I stopped two years ago, in fact, halfway through season 5, after discovering I didn’t care much anymore about what happened to characters, since killing them for shock value was more important to the showrunners than bothering with an actual arc. Then I heard of the premiere of season 7 two days ago, and decided once and for all not to give the show a second chance.
I know character death is something I talk about a lot, because I do not like the things this trend says about our current culture. We don’t explore violence; instead, we revel in the idea that we can stomach it, and thus simply express that violence is a normal fact of life that real men/winners/survivors (choose favourite option) can deal with while the rest of us losers cannot. For obvious reasons, I think that in the present time, internalising that violence is a normal fact of life and not something to be fought and rejected seems like the worst possible option to me. We don’t need to ‘stomach’ violence. We need to end it. I think people who get the luxury of watching TV from the depth of their couch could at least try to remember that.

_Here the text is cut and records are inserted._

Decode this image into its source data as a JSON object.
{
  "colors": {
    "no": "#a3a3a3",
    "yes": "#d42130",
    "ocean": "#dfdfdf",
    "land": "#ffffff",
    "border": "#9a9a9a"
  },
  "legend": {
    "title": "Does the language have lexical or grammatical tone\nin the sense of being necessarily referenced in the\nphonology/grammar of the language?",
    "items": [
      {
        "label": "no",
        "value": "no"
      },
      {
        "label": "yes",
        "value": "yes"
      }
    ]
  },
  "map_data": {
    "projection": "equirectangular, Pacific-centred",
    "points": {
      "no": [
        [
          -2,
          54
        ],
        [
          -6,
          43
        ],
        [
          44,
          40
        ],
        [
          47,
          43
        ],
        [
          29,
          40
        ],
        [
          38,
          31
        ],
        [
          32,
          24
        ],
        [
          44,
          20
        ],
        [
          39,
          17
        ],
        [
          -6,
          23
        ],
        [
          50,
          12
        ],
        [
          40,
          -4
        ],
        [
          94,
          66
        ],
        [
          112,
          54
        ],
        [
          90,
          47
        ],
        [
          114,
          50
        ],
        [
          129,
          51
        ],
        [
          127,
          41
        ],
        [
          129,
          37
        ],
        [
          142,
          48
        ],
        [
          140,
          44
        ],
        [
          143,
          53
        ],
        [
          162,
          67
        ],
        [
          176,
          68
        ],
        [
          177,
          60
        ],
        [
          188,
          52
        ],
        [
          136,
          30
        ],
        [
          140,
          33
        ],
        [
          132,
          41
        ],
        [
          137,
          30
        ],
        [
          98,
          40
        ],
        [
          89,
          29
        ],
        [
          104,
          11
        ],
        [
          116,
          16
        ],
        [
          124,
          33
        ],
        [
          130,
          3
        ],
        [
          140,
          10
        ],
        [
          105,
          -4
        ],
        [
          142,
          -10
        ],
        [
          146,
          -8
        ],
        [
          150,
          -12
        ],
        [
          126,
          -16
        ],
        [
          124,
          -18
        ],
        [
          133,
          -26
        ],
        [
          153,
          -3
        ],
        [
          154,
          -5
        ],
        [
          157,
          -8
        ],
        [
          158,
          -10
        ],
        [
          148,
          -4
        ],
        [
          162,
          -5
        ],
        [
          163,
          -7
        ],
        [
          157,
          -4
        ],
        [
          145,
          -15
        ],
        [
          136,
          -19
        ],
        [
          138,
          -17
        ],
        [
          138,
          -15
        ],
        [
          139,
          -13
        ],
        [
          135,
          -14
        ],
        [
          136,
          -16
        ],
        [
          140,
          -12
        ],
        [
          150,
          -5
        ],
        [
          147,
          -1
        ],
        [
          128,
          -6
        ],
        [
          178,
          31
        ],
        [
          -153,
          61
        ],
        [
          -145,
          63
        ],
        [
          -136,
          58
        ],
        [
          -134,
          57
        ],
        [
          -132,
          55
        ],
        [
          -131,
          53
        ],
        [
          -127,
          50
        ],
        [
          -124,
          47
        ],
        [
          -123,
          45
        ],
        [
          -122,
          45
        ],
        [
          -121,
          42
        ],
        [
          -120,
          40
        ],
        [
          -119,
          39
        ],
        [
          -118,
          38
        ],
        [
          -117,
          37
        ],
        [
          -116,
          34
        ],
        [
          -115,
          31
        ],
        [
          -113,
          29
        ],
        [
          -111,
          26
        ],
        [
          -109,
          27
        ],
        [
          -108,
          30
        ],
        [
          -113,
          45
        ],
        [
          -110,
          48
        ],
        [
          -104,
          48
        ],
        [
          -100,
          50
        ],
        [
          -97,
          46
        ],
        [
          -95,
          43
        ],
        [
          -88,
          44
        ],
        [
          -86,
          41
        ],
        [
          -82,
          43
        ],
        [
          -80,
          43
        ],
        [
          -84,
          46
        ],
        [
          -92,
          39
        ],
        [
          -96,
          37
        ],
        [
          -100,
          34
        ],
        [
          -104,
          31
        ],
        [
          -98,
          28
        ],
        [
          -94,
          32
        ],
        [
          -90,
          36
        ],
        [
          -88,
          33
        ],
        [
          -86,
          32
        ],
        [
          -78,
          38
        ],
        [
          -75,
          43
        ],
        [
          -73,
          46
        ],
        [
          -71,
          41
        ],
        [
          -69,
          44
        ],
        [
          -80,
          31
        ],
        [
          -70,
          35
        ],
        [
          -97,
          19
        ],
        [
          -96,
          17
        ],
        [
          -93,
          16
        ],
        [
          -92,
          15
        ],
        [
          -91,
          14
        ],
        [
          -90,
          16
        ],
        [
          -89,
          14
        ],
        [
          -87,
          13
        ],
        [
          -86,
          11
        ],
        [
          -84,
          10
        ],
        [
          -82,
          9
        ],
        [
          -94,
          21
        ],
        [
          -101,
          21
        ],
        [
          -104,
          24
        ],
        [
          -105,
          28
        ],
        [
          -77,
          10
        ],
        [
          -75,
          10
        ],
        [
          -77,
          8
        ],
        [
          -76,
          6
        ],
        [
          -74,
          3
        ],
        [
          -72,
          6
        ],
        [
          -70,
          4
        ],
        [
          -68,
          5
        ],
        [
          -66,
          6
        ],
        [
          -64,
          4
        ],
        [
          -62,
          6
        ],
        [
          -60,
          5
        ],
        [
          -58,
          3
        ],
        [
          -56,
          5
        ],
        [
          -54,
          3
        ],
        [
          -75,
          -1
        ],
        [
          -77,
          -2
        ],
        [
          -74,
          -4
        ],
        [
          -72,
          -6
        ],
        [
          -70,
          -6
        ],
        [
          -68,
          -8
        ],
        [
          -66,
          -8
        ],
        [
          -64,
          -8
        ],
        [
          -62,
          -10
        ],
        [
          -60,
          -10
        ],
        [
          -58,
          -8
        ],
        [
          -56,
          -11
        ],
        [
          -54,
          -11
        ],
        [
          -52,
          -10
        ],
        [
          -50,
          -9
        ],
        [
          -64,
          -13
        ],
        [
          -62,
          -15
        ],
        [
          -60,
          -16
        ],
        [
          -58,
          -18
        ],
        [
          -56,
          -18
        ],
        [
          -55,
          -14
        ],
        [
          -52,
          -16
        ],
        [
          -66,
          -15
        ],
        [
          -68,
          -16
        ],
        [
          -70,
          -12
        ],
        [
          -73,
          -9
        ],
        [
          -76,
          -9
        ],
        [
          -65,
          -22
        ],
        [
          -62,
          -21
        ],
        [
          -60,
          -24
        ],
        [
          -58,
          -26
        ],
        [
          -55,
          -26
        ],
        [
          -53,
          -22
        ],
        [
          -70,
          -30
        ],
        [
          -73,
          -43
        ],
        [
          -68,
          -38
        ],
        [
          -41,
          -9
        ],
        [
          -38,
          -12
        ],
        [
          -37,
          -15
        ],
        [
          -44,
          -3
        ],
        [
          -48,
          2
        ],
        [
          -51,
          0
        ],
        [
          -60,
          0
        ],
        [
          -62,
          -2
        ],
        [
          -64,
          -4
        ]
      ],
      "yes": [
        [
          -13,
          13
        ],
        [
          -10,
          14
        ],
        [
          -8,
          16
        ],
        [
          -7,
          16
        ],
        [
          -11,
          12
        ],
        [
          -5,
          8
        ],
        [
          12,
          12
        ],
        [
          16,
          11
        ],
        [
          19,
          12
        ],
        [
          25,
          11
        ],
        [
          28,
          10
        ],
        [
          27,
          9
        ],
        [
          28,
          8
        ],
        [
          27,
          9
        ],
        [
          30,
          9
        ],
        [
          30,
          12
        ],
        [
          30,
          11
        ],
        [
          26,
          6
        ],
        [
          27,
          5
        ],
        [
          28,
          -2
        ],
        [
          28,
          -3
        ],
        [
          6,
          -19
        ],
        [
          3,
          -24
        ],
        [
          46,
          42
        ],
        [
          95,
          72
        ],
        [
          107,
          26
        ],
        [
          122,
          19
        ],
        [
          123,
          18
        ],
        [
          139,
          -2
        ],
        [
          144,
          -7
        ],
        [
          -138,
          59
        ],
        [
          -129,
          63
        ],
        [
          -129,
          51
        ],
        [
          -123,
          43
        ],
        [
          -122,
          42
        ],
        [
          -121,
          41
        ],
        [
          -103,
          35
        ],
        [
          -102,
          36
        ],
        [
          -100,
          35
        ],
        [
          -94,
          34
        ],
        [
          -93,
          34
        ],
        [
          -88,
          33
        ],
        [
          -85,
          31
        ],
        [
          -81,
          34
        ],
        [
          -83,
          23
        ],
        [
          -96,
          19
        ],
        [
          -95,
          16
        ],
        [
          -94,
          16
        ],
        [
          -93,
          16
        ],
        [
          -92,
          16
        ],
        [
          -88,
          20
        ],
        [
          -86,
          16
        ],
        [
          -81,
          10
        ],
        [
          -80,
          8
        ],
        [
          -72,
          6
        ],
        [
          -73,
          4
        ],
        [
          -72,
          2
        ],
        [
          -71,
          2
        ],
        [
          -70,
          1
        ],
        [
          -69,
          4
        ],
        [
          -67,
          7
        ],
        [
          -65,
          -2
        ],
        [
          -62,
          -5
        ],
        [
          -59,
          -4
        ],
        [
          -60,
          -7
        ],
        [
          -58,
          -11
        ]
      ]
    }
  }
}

Now, the people in charge of The Walking Dead apparently realised that random character death was getting a little tiresome, what with this technique being all over the place on television these days. So they took it one step further and… BOOM! They killed two characters! Including one fan favourite from the first season! I can’t believed they dared! All taboos are broken, oh-my-god-what-is-happening!
All sarcasm aside, here’s another big problem I have with that type of particularly shocking moments on TV: they put the viewer in a bind. You can’t possibly say you enjoyed it (although it would be a rather funny article to read). But you can’t use it to disparage the episode either, because then, your opinion is automatically worthless: either you’re speaking from hurt feelings because you liked that character and you’re sad to see them go (in which case, you have no critical sense), or you’re dismissing the violence as gratuitous and tasteless and will get sniggered at (what are you, a seventy-year-old church-going grandmother?). The one correct thing to say is: I’m shattered, I’m grieving, but this means that the show is able to give me such a strong emotional response and I’m so grateful and impressed (unless it’s a strong female character and you’re running a feminist media–but then you’ll complain about the particulars of who died, not the death itself).
As far as I’m concerned, making viewers feel a strong emotional response from seeing a favourite character die is 1. not art (here’s the recipe: introduce character, momentarily do your actual job as an artist by making viewers care for them, kill character without bothering to wrap up their arc in a satisfying way), 2. not particularly interesting since the emotional response is always the same, 3. I don’t know, abusive? Seriously, the only reson we keep inflicting that on ourselves is that we’d sound like wussies if we admitted we don’t in fact enjoy it. It’s like children in the playground pretending they’re just thrilled to do something painful or disgusting because they don’t want to give up before the other does. I understand that sometimes, art is not something you enjoy. I understand it may be necessary to hurt your audience because there is no easy or pleasant way to put what you have to say. But if the message is not worth it (and I think it’s not), if the way to present it is always the same, and if we don’t even get to fucking enjoy ourselves, then why are we still doing it? I mean, we’ve accepted TV shows as a valid art form, so why keep doing this thing where we pretend we like what they do to us just so the other children in the playground won’t call us wimps?
I won’t go back to watching The Walking Dead, or any other show with a similar philosophy. However, if you find a show that manages to create a suspenseful, emotional rollercoaster without getting anyone killed or otherwise resorting to basic tragedy, I’d love to know.